Aktuelle Nachrichten – Sport
05.06.2012
Foto: Nigel Treblin/dapd Photo
Nachrodt-Wiblingwerde – Beim Namen "Lübold 600" dürften Fußballer nicht unbedingt aufhorchen. Und doch werden sie es in den nächsten Wochen hin und wieder tun müssen: Denn bei der Europameisterschaft wird mancher Kicker mit dieser neuen Schiedsrichter-Pfeife zurückgepfiffen werden. Entwickelt hat sie der nach eigenen Angaben bundesweit einzige verbliebene Hersteller von Signal- und Trillerpfeifen, die Firma MBZ Obernahmer im sauerländischen Nachrodt-Wiblingwerde.
Verkaufsleiter Heinz Liebold führt das pechschwarze Plastikmodell vor. Er holt kräftig Luft, setzt die Trillerpfeife an die Lippen und bläst: Die "Lübold 600" Trillerpfeife klingt unüberhörbar überzeugend – nicht zuletzt, weil sie drei Kammern hat und damit gleich drei eng aneinander liegende Töne produziert. "Der Schall wird deshalb als unangenehm empfunden", sagt Liebold.
Offizieller Lieferant für die EM ist MBZ aber nicht. "Drei der 16 EM-Schiedsrichter haben fest zugesagt, unsere Trillerpfeife zu nutzen. Die waren begeistert", sagt Liebold. Die anderen setzen auf die Modell-Konkurrenz insbesondere aus Kanada und den USA.
Liebold nimmt den Wettbewerb gelassen, denn Schiedsrichter-Trillerpfeifen stellen für den kleinen Metallwarenbetrieb mit nicht einmal zehn Mitarbeitern nur einen Teil der Produktion dar. Die Firma kann auf eine langjährig gewachsene Kundschaft zurückgreifen und produziert nach eigenen Angaben bis zu 300.000 Pfeifen pro Jahr, verteilt auf durchschnittlich 30 Modelltypen.
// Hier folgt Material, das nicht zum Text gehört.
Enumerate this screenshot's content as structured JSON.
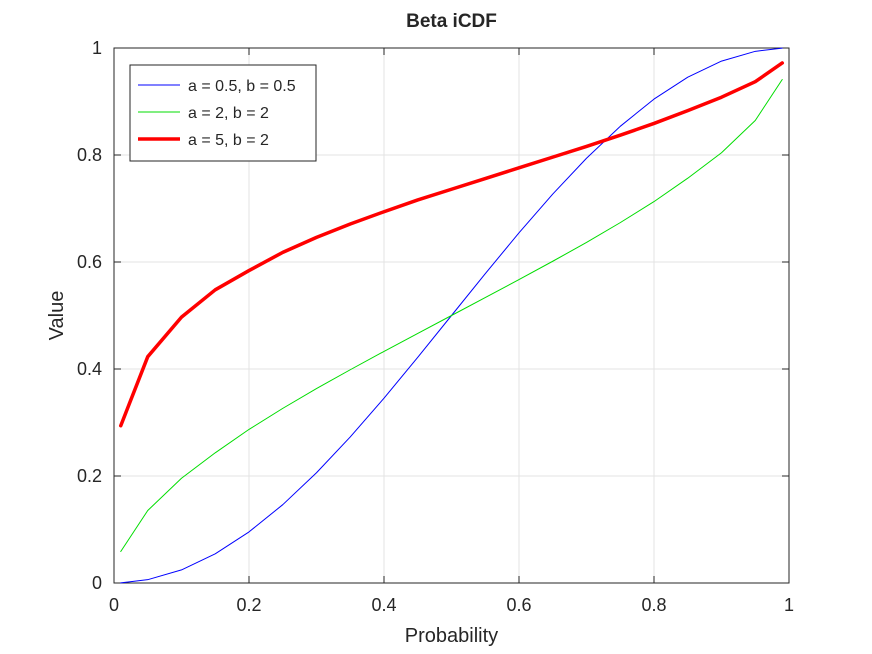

Ob Bundeswehr, Polizei, Feuerwehr, Strafvollzug sowie die Deutsche und Schweizer Bundesbahn: Sie alle greifen auf Metall- oder Plastikpfeifen aus der sauerländischen Produktion zurück - überwiegend aus Tradition. Denn die Firma MBZ setzt die Markengeschichte der ehemals in Lüdenscheid beheimateten Firma Lübold von der Crone fort, die bereits seit 1923 Triller- und Signalpfeifen herstellt.
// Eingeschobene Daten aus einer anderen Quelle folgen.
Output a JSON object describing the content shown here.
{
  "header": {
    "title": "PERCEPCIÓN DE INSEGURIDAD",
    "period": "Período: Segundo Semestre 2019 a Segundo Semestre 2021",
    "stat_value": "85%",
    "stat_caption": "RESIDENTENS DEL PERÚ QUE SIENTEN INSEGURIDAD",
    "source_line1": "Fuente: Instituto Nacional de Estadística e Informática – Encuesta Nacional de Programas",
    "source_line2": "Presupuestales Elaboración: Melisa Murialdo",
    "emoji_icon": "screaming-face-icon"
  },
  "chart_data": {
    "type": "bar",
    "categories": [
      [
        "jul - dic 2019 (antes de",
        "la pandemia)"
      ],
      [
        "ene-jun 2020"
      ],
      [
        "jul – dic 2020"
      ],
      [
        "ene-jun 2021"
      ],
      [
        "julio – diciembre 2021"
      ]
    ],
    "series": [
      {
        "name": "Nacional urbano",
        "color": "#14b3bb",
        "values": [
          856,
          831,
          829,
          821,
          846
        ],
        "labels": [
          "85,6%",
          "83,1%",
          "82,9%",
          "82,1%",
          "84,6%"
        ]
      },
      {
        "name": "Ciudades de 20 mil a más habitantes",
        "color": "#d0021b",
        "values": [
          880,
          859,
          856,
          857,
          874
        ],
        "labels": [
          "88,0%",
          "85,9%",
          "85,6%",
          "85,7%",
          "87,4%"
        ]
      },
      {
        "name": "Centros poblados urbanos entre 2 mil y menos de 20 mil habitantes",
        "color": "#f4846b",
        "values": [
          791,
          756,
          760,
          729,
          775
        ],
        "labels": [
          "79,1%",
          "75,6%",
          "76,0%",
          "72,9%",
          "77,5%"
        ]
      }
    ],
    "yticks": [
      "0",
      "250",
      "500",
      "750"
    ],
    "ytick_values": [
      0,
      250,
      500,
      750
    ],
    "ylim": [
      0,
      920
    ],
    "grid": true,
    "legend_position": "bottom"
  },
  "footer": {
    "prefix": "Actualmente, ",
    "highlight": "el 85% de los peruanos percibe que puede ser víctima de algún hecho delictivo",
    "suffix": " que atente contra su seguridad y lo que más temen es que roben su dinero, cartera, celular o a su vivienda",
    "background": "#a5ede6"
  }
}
Die zum Teil aus den 1930er Jahren stammenden Werkzeuge und Maschinen für die Herstellung von Metallpfeifen wurden ebenfalls übernommen und kommen weiter zum Einsatz. "Im Grunde hat sich an der Fertigung nichts geändert", erläutert Liebold. Für Pfeifen aus Metall wird Messing ausgestanzt, dann werden die einzelnen Bauteile zurechtgebogen und verlötet, verchromt, poliert und mit einer Gravur versehen – alles in aufwendiger Handarbeit.
Die Feinarbeit für jedes Modell ist eine Wissenschaft für sich: "Eine Pfeife ist ein Musikinstrument. Jeder Pfeifentyp hat seine eigene, offiziell festgelegte Frequenz", sagt Liebold. Eine Schaffner-Pfeife klinge deshalb anders als eine Warn-Trillerpfeife für den Rangierbetrieb oder eine für einen Bootsmann auf einem Schiffsdeck.
Demnächst sind die Pfeifen aus dem Sauerland sogar am Hindukusch zu hören. Über die Bundeswehr vermittelt, fertigt MBZ Messing-Pfeifen für die afghanische Polizei. Das entsprechende Modell habe allerdings einen fachfremden Hintergrund, sagt Liebold: "Es ist eine Dreiton-Trillerpfeife, die eigentlich für den Schwimm- und Volleyball-Sport entwickelt wurde, nicht für den Fußball."